Lets look at the options we have
Reading the csv to R (slow)
Doing this in R is like 20 times slow, compared to a tool written in C (on my machine)
This is very slow
read.csv( file='filename.csv' , head=TRUE , sep=",")
Convert to stata dta file beforehand and load from there
Not that great, but it should work (I have never tried it on a 30 gig file, so I can not say for sure)
Writing a program to convert csv into dta format(If you know what you are doing)
Using the resource from http://www.stata.com/help.cgi?dta
and code from https://svn.r-project.org/R-packages/trunk/foreign/src/stataread.c to read and write
and http://sourceforge.net/projects/libcsv/
(It has been done in the past. However I have not used it so I do not know how well it performs)
Then using the foreign package (http://cran.r-project.org/web/packages/foreign/index.html), a simple
library(foreign)
whatever <- read.dta("file.dta")
would load your data
Using mysql directly to import csv data (Hard to use, however it is not that bad if you know SQL)
From s SQL console
LOAD DATA LOCAL INFILE 'file.csv' INTO TABLE my_table
IGNORE 1 LINES <- If csv file contains headers
FIELDS TERMINATED BY ',' ENCLOSED BY '"' ESCAPED BY '\\' LINES TERMINATED BY '\n'
Or
mysql -e "LOAD DATA INFILE 'ls.dat' INTO TABLE mytable1" mydatabase
Then play from the R console, using RMySQL R interface to the MySQL database
http://cran.r-project.org/web/packages/RMySQL/index.html
install.packages('RMySQL')
Then play around like
mydb = dbConnect(MySQL(), user=username, password=userpass, dbname=databasename, host=host)
dbListTables(mydb)
record <- dbSendQuery(mydb, "select * from whatever")
dbClearResult(rs)
dbDisconnect(mydb)
Using R to do all the sqlite/postgreSQL/MySQL backend SQL stuff to import csv (Reccomended)

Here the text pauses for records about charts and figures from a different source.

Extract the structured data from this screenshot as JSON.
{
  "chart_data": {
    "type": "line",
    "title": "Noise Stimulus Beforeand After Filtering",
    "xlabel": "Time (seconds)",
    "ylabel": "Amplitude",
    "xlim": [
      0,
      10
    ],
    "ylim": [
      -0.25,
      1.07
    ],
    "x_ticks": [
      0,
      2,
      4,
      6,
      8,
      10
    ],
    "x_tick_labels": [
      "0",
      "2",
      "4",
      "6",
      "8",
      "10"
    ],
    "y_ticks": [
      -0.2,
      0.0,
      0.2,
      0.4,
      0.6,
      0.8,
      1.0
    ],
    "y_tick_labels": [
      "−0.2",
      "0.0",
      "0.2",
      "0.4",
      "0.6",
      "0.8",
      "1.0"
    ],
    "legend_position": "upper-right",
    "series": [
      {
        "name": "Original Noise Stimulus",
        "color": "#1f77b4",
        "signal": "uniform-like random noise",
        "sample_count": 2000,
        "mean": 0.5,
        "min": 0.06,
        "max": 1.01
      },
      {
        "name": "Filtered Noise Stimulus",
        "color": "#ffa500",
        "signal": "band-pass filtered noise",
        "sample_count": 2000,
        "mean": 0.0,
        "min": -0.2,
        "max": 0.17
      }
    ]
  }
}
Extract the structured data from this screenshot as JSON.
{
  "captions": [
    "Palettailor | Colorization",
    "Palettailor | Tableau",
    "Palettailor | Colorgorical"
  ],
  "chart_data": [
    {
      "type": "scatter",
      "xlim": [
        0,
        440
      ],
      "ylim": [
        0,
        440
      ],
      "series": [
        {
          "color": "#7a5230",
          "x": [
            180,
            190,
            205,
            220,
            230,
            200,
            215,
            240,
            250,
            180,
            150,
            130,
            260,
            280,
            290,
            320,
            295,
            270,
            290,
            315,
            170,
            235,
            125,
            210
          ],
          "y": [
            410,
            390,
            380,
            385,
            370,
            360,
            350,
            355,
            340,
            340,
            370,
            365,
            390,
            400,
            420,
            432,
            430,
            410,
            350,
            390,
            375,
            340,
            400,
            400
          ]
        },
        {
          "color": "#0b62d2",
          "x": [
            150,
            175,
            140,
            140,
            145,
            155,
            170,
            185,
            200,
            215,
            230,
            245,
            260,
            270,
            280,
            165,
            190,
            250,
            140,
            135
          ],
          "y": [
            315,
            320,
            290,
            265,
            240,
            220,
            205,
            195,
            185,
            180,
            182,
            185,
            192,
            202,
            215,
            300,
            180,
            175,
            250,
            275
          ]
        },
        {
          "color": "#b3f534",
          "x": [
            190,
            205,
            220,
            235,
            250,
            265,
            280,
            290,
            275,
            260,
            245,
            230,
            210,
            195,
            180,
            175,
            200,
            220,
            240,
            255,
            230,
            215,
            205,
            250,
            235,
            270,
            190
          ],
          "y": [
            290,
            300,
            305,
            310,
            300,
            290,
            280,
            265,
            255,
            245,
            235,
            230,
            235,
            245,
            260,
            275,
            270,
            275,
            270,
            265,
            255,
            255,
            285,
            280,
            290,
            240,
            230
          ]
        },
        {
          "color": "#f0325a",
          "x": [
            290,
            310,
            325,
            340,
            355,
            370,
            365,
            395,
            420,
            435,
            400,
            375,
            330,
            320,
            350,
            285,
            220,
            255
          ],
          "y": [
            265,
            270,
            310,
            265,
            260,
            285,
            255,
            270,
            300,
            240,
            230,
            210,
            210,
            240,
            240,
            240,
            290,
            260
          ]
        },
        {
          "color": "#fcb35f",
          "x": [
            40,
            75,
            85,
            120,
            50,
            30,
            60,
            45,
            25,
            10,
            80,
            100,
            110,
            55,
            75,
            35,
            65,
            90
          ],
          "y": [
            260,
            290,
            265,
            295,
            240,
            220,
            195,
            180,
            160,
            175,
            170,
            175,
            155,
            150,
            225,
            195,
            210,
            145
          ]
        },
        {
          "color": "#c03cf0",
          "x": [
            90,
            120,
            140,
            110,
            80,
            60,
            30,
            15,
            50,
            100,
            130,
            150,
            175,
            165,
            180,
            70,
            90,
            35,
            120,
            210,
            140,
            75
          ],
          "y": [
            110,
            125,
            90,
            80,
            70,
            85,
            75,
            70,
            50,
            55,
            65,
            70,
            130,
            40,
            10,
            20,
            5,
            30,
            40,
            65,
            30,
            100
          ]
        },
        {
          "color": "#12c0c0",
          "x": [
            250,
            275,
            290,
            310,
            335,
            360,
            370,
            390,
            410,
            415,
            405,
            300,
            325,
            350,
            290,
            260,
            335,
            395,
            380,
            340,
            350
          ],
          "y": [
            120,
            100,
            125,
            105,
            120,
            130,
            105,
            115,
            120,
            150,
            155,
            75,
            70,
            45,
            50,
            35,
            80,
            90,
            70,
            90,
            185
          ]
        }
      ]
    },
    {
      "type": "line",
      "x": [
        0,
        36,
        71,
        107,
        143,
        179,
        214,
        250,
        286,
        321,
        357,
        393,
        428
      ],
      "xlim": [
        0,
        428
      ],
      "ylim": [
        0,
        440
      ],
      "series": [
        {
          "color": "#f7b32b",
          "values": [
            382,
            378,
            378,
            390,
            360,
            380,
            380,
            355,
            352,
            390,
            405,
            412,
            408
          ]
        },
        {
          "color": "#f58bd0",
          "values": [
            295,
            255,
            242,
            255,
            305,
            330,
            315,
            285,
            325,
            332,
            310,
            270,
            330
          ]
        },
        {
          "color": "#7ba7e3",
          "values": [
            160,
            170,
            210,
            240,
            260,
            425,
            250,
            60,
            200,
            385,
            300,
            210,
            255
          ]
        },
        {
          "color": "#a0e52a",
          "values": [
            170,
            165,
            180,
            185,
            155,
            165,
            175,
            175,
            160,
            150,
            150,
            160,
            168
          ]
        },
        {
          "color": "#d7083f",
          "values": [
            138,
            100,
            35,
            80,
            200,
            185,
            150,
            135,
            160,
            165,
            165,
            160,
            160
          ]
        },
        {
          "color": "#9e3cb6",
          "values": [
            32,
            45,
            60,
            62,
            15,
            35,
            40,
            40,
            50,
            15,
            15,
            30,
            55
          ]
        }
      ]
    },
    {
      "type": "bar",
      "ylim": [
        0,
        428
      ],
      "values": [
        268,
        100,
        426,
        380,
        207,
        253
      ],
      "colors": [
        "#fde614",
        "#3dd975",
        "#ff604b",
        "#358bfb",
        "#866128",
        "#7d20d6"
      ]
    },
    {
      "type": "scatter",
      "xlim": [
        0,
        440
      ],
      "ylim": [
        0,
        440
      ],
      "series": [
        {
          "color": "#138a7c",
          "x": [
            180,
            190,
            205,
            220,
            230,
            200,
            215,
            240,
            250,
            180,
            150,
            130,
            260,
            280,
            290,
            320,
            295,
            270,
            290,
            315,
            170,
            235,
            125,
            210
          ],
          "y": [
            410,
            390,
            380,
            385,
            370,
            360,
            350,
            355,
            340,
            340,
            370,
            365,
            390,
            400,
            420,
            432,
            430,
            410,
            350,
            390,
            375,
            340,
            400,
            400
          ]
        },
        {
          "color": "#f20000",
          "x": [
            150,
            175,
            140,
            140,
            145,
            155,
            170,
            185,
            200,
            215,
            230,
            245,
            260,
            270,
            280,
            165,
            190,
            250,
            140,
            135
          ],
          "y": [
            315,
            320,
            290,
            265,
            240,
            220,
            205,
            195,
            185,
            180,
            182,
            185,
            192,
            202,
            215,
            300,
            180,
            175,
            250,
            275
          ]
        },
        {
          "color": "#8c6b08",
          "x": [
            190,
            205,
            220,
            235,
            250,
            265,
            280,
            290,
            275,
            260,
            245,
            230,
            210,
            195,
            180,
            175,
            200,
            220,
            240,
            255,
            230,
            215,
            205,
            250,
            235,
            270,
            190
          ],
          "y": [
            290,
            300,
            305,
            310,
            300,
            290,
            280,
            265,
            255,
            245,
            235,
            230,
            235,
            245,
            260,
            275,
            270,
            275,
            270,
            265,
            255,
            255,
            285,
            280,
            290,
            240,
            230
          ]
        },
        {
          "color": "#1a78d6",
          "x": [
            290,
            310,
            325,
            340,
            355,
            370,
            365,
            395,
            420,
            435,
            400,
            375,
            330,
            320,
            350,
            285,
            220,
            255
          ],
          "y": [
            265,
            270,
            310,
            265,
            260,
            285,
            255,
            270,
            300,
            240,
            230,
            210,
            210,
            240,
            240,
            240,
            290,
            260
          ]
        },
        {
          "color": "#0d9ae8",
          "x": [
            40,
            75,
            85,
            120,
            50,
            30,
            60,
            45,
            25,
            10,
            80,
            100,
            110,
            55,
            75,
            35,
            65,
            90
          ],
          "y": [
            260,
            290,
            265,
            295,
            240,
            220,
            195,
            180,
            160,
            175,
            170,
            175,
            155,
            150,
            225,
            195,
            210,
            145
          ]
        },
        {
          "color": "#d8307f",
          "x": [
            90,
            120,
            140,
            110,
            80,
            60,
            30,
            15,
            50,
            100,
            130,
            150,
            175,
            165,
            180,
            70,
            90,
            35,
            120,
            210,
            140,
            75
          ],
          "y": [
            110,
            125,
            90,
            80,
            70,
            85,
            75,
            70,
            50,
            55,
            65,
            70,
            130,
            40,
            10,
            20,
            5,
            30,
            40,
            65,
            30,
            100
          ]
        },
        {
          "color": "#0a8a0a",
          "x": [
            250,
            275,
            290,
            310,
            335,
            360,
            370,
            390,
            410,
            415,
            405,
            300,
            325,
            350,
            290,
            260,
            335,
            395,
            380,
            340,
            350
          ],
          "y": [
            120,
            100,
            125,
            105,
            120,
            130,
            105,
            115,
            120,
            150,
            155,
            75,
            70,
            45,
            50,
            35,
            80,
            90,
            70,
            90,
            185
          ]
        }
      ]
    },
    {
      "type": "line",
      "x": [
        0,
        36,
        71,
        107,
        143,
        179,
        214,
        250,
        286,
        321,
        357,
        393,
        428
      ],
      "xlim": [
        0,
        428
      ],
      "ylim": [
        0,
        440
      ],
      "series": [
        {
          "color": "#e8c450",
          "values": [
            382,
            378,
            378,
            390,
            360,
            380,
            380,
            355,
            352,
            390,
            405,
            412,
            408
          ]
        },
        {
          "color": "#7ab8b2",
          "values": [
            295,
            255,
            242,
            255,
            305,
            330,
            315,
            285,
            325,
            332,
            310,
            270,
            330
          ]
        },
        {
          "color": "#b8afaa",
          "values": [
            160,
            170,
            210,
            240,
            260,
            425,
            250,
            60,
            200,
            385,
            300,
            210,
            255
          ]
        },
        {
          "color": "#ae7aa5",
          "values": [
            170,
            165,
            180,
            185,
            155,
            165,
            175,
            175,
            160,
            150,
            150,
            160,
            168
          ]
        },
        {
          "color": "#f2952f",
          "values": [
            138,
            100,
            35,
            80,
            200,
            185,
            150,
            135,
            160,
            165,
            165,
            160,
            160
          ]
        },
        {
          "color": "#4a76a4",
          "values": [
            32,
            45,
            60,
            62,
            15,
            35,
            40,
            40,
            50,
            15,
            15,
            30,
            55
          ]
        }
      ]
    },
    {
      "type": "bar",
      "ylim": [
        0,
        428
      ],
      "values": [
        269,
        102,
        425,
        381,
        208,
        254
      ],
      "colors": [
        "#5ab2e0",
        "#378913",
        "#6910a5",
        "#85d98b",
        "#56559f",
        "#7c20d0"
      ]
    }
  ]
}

Download, from https://code.google.com/p/sqldf/ if you do not have the package
or svn checkout http://sqldf.googlecode.com/svn/trunk/ sqldf-read-only
From the R console,
install.packages("sqldf")
# shows built in data frames
data()
# load sqldf into workspace
library(sqldf)
MyCsvFile <- file("file.csv")
Mydataframe <- sqldf("select * from MyCsvFile", dbname = "MyDatabase", file.format = list(header = TRUE, row.names = FALSE))
And off you go!
Presonally, I would recomend the library(sqldf) option :-)
I think it's an exceedingly terrible idea to use CSV as your data format for such file sizes - why not transform it into a SQLite (or "actual" database) and extract your subsets with SQL queries (using DBI/RSQLite2)?
You need to import only once, and there is no need to load the entire thing into memory because you can directly import CSV files into sqlite.
If in general you want to work with datasets that are larger than your memory, you might also want to have a look at bigmemory.